Случись такое преступление у кого-либо из помещиков самых важных и богатых на Руси, Аникита Ильич не удивлялся бы. Он помнил Пугачевщину и видел ее близко… Давно ли она была, лет двадцать пять тому назад! А сколько было за это время «откликов» Пугачевщины или маленьких вторичных вспышек в плохо затушенных местах главного пожарища!.. Наконец, даже повсюду на Руси могло случиться такое происшествие… но не у Басман-Басанова, не в Высоксе!
— У меня и во дни властвования Емельяна Иваныча, — говорил старик Дмитрию, — было все смирно так, что смирнее, чем в самой Москве. А почему? Потому что с самого начала бунта, когда мне доложили, что ночью в кабаке около плотины прохожий человек объясняет моим заводским, что явился великий государь Петр Федорович, то я наутро уже распорядился… Народ мой, проснувшись, нашел на двух деревах, по бокам кабака, двух затянувшихся на бечеве — прохожего вещуна и самого Антипа-кабатчика. Они оба якобы сами в петлю полезли и з страха моего наказания. Но, понятное дело, мои-то все поняли. И затем, когда пол-России было объято пламенем, у меня было тихо и смирно… И вот вдруг в Высоксе моей — да этакое… Что же я? Даром всю жизнь устроял свои поместья, зря гордился и похвалялся сим устроением, зря в своей гордости ослеплен был?..
И Аникита Ильич повторял:
— Да. Обида! В моей Высоксе?! Обида!
Всякое утро старик говорил Змглоду, являвшемуся с докладом:
— Что же, Турка ты прямая… Обер-щенок слепой, а не обер-рунт! Так мы при этом и останемся. Что же нам к гадалке какой или к колдуну идти для расследования?
Змглод угрюмо отмалчивался и ждал повидать самое барышню, узнать от нее, как она прикажет поступить.
Всякое же утро Аникита Ильич говорил и Масеичу:
— Ну, что же?.. На кофейной гуще в чашечке нам злодея разыскать…
Масеич или ухмылялся, или по привычке сопел. Наконец, однажды он не выдержал и, подавая барину пилу «голландку» для утренней работы, выговорил:
— Диковинно, Аникита Ильич, что приключилось оно за раз… и Гончий сбежал, и злодей проявился.
Басман-Басанов превратился в истукана! Это соображение ни разу не явилось в его голову. И теперь слова Масеича поразили его, как громом.
Но через несколько мгновений он рассудил так же, как и многие в Высоксе.
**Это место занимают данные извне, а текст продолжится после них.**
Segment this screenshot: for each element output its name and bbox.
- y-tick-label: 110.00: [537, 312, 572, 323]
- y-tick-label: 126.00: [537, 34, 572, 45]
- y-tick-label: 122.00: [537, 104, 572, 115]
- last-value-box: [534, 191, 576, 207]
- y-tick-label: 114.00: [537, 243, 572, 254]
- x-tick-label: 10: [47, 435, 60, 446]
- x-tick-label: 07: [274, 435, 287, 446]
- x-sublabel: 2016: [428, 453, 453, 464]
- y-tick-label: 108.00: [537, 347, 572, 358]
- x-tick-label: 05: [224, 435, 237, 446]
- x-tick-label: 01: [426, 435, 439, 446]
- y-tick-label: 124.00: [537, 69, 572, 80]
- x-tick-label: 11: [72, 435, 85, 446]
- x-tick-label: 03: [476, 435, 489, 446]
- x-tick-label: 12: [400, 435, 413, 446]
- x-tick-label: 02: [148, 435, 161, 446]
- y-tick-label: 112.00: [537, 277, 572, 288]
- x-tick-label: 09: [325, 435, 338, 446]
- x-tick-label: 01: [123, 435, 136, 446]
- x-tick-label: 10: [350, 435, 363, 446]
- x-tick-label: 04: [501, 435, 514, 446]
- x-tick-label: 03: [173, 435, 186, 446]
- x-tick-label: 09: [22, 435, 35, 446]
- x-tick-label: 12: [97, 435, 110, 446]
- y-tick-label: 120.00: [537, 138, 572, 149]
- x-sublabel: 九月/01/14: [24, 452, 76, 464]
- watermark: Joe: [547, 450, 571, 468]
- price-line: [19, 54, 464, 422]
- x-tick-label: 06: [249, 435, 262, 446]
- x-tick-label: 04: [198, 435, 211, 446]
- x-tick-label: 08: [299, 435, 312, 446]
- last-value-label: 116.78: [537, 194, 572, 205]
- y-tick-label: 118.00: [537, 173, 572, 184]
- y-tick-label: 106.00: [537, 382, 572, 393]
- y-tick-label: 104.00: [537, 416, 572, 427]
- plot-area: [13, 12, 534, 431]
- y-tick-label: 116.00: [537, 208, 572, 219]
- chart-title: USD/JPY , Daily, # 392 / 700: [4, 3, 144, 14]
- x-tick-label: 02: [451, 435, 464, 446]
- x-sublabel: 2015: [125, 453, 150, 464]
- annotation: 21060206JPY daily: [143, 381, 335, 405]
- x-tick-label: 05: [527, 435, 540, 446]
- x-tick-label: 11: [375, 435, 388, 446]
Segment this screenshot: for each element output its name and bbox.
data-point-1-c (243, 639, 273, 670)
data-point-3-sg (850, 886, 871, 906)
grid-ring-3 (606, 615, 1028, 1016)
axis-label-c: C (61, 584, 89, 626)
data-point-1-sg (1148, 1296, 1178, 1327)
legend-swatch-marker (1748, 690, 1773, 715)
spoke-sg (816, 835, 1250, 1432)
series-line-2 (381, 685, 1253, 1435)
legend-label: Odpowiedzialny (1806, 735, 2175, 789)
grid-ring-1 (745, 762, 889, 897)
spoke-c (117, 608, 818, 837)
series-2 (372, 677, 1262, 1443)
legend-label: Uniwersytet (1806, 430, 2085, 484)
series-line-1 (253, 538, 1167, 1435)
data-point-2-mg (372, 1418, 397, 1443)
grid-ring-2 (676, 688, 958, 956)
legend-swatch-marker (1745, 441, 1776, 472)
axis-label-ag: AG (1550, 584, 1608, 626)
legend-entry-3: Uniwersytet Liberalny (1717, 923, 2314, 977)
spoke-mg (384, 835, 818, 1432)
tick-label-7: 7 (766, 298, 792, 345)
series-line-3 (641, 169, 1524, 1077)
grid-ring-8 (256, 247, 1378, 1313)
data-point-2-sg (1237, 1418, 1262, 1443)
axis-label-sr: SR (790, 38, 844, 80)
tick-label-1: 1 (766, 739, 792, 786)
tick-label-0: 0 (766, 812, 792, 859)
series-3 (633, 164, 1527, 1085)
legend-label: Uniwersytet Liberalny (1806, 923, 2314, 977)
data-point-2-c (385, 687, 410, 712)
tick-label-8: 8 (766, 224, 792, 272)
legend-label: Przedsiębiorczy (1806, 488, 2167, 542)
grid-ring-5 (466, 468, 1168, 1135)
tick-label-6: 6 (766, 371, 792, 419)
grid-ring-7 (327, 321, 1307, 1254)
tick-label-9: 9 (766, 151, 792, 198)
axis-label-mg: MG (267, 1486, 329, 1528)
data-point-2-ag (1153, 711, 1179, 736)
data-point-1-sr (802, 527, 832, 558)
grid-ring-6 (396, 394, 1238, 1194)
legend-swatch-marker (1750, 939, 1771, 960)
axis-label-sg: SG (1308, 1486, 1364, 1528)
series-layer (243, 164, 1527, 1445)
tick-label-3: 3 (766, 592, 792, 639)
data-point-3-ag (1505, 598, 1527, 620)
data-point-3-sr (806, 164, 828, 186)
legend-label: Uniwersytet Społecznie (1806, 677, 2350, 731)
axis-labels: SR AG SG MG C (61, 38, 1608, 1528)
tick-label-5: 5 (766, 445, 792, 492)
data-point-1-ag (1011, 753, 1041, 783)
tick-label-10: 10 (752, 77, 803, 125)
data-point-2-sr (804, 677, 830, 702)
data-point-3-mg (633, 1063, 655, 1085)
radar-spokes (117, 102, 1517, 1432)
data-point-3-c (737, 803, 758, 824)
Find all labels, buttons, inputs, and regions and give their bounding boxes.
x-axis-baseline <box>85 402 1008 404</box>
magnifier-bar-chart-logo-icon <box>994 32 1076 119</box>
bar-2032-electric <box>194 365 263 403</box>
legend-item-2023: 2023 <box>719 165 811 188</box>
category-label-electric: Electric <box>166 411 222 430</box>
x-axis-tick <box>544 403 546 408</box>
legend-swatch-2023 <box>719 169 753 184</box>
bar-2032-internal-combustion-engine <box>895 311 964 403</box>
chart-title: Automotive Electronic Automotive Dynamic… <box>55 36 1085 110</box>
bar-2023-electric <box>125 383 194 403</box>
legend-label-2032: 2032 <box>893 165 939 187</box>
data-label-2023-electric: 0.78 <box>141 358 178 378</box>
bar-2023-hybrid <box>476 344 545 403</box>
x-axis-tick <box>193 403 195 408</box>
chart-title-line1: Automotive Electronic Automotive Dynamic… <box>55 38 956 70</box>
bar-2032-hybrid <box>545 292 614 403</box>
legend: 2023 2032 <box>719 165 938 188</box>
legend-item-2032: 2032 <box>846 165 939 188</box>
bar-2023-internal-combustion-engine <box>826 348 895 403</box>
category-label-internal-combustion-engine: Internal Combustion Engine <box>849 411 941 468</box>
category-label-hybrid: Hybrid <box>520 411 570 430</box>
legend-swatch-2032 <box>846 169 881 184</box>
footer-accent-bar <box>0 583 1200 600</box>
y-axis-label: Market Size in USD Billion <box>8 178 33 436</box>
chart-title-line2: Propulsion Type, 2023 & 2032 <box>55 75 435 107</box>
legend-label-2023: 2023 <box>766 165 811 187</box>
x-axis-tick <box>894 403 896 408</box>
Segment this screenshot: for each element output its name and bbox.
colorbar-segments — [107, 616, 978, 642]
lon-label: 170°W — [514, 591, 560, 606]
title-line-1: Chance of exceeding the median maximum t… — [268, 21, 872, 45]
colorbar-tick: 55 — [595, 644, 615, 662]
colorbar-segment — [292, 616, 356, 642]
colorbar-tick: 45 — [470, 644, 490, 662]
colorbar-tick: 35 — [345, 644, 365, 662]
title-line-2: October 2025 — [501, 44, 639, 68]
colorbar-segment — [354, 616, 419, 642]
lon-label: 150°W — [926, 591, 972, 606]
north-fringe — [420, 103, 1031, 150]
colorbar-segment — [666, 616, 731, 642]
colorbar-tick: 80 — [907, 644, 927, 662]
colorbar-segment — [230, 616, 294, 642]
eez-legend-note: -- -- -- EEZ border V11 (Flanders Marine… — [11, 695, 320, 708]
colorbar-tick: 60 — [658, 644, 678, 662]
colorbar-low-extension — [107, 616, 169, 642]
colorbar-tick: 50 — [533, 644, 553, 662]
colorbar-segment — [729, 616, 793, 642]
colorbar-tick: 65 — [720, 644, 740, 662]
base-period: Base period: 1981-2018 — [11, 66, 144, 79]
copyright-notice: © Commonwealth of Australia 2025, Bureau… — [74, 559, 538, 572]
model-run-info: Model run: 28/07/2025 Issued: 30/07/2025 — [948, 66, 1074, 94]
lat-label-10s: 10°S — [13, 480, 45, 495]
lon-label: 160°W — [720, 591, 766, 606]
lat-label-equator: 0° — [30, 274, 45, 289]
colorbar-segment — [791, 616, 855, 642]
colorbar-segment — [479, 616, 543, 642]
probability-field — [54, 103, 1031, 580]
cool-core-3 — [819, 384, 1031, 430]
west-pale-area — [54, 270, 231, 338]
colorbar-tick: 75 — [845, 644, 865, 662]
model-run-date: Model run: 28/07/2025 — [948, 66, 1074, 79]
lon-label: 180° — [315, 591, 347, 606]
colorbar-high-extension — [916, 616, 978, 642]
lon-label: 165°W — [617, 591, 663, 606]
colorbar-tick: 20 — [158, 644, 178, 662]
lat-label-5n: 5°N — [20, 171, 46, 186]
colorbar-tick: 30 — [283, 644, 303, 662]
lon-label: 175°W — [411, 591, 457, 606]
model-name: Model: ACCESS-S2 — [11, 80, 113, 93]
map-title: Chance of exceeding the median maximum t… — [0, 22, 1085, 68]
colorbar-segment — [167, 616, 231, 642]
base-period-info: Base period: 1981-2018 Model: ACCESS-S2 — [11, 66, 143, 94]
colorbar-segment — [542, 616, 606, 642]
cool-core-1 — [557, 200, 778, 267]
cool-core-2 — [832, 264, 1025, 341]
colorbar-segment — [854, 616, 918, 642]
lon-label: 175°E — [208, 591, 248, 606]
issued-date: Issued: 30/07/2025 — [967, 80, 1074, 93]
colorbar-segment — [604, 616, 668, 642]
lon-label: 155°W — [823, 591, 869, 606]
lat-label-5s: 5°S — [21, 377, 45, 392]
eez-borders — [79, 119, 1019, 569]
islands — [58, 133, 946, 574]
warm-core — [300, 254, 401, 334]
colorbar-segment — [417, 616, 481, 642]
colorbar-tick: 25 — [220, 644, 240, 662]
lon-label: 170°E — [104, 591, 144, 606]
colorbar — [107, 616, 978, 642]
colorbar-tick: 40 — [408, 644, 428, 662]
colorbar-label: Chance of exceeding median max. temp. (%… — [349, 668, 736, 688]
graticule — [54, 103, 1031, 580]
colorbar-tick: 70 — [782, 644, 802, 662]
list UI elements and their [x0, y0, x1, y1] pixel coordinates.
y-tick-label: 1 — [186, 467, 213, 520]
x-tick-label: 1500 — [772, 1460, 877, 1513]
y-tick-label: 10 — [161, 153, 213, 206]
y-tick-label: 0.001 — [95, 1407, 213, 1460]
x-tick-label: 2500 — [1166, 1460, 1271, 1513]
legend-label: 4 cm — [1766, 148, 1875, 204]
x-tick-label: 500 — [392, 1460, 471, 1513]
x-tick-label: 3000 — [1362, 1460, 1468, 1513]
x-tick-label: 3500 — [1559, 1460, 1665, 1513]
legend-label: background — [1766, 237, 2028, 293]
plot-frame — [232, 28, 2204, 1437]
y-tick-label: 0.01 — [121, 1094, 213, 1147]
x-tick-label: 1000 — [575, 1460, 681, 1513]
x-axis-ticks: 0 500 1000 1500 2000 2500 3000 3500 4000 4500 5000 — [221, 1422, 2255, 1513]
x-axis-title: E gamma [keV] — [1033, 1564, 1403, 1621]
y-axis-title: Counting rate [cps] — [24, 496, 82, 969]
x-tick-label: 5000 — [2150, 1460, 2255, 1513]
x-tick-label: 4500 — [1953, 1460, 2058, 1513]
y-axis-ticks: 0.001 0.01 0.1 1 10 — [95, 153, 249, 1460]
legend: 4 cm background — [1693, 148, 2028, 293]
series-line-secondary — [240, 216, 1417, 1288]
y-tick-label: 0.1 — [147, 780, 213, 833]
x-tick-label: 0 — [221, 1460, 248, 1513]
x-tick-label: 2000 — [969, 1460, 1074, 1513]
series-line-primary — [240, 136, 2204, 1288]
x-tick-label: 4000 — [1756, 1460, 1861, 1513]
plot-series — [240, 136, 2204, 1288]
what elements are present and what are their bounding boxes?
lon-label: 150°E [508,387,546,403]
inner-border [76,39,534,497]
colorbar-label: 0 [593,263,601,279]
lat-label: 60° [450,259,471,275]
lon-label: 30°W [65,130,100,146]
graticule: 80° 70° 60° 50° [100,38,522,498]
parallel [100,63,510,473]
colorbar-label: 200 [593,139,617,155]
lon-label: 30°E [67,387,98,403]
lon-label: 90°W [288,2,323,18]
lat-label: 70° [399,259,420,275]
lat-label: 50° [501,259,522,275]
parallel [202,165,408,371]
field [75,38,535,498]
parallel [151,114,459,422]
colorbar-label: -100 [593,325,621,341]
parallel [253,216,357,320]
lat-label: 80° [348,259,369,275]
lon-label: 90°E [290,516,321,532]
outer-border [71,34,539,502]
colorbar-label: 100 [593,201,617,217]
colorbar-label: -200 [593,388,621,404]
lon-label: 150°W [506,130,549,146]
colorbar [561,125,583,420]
Зачем же Анька сначала бежал или пропал?.. Неужто затем, чтобы на него не подумали… Что если и Анька, то все же… За что? Почему?
— А зачем, скажи, — обратился он к камердинеру, — зачем Гончему Сусанну Юрьевну умерщвлять?
— А кто их знает, — ответил Масеич.
— Их? Кого — их? Дурак…
— Я это так сказываю…
— Так?
— Да-с… Так это…
— Дурацкое слово российское, за кое бы вешать следовало, — рассердился Аникита Ильич. — Так?.. Спросят человека, почему он не весел… Так, мол. Отчего иной помер вдруг?.. Так? За что другой убил?.. Да так!.. Тьфу!
И Аникита Ильич сердито плюнул, а затем принялся пилить кружки.